Anatomía
Esa eras tú a los diez años, sentada en el frío azulejo de casa, mirando la luz del sol transformarse de una ventana a otra; un Buda adornaba la entrada y una cruz colgaba en el pasillo. Esa eras tú, diminuta criatura expectante, dando vueltas a la pista de hielo, ocultando la decepción y las lágrimas de un cumpleaños olvidado. También eras tú la que despertaba ansiosa y escuchaba el mundo a través del enorme muro del jardín y lo miraba desde la azotea como un hormiguero. Esa eras tú, en el espejo del baño, con tres reflejos y ninguno en el que pudieras verte. Ese era tu cuerpo, el que se hacía grande y pequeño durante los espasmos de llanto, el que aguantó las arcadas y vomitó la fe la mañana que murió papá. Esa eras tú, la que se quebró en una iglesia al tocar una urna y entender que las cenizas nunca vuelven a ser sangre ni cuerpo.
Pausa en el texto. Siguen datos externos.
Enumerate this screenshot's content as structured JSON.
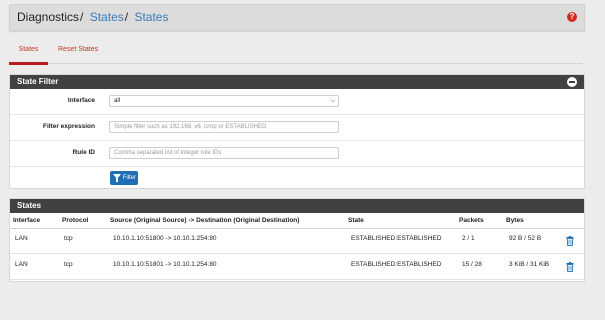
{
  "breadcrumb": {
    "root": "Diagnostics",
    "section": "States",
    "current": "States"
  },
  "tabs": [
    {
      "label": "States",
      "active": true
    },
    {
      "label": "Reset States",
      "active": false
    }
  ],
  "filter_panel": {
    "title": "State Filter",
    "interface_label": "Interface",
    "interface_value": "all",
    "expression_label": "Filter expression",
    "expression_placeholder": "Simple filter such as 192.168, v6, icmp or ESTABLISHED",
    "ruleid_label": "Rule ID",
    "ruleid_placeholder": "Comma separated list of integer rule IDs",
    "button_label": "Filter"
  },
  "states_panel": {
    "title": "States",
    "columns": [
      "Interface",
      "Protocol",
      "Source (Original Source) -> Destination (Original Destination)",
      "State",
      "Packets",
      "Bytes"
    ],
    "rows": [
      {
        "interface": "LAN",
        "protocol": "tcp",
        "flow": "10.10.1.10:51800 -> 10.10.1.254:80",
        "state": "ESTABLISHED:ESTABLISHED",
        "packets": "2 / 1",
        "bytes": "92 B / 52 B"
      },
      {
        "interface": "LAN",
        "protocol": "tcp",
        "flow": "10.10.1.10:51801 -> 10.10.1.254:80",
        "state": "ESTABLISHED:ESTABLISHED",
        "packets": "15 / 28",
        "bytes": "3 KiB / 31 KiB"
      }
    ]
  },
  "icons": {
    "help": "question-circle-icon",
    "collapse": "minus-circle-icon",
    "filter": "funnel-icon",
    "delete": "trash-icon"
  },
  "colors": {
    "accent_red": "#b41e1e",
    "link_blue": "#3a7ab8",
    "button_blue": "#1e6fb5",
    "panel_heading": "#414141",
    "trash_blue": "#1e6fb5"
  }
}
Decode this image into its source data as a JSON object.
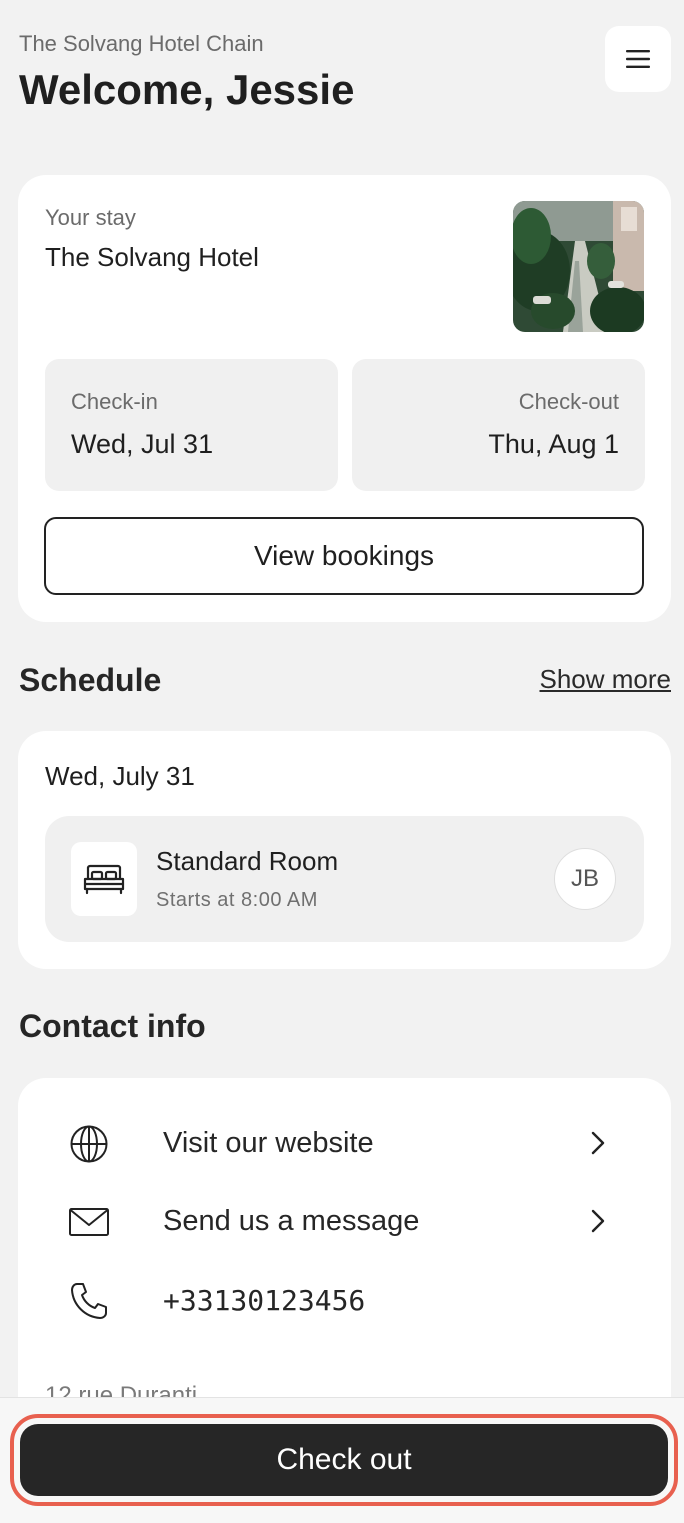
{
  "header": {
    "chain_name": "The Solvang Hotel Chain",
    "welcome": "Welcome, Jessie",
    "menu_icon": "hamburger-menu-icon"
  },
  "stay": {
    "label": "Your stay",
    "hotel_name": "The Solvang Hotel",
    "check_in": {
      "label": "Check-in",
      "value": "Wed, Jul 31"
    },
    "check_out": {
      "label": "Check-out",
      "value": "Thu, Aug 1"
    },
    "view_bookings_label": "View bookings"
  },
  "schedule": {
    "title": "Schedule",
    "show_more_label": "Show more",
    "date": "Wed, July 31",
    "item": {
      "icon": "bed-icon",
      "name": "Standard Room",
      "time": "Starts at 8:00 AM",
      "avatar_initials": "JB"
    }
  },
  "contact": {
    "title": "Contact info",
    "website_label": "Visit our website",
    "message_label": "Send us a message",
    "phone": "+33130123456",
    "address_partial": "12 rue Duranti"
  },
  "footer": {
    "checkout_label": "Check out"
  },
  "colors": {
    "background": "#f2f2f2",
    "card": "#ffffff",
    "primary_button": "#262626",
    "focus_outline": "#e8604f"
  }
}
Eras tú la que huyó de casa y se refugió en familias ajenas, la que escribió en secreto, la que miró al cielo y no encontró nada. Eras la que leía a Hesse, a Nietzsche, a Pessoa, a Kafka bajo las luces neón de los casinos mientras deseabas no estar en ningún lado. Era tu voz la que atravesó la casa y rompió la noche. Eran tus puños los que golpeaban el volante en ataques de ira, y era tuya la muñeca donde descansaba una herida. Eran tuyos los veintiún años, que nacieron tristes, los veintitrés, que estaban desesperados y así fue tuya cada edad y cada año, cada vez más lejos del principio, de la figura de Buda que te miraba desde la puerta y los juegos de la infancia. Eras tú, montaña arriba, péndulo inmenso, buscando un ojo de agua donde sólo había una hojarasca y una lesión en la nuca. Eras tú la que veías hombres rezarle a las fuentes mientras dormías en cuartos diminutos, en camas que nunca serían países. Eras tú la que lloró en la Plaza de Armas, en el centro neurálgico de esta ciudad tan grande, de esta ciudad sin venas; la que lloró frente a un Tamayo y un Van Gogh, la que escuchaba a las piedras hablar como un cupido que se toca el pecho. Eras tú, en el piso, como un objeto inútil, y era tuya la espalda, la nuca, los brazos, los ojos pero sobre todo el miedo, la desesperación. Eras tú: rostro ingenuo, manos rotas, noches huérfanas. Fuiste tú todas esas veces que quisiste sólo irte pero no sabías a dónde no sabías cómo.
Eres tú, a los 27 años, sentada en el frío azulejo de casa, ya sin ver ni esperar la luz, tratando de nombrar esta nueva edad seca y vacía.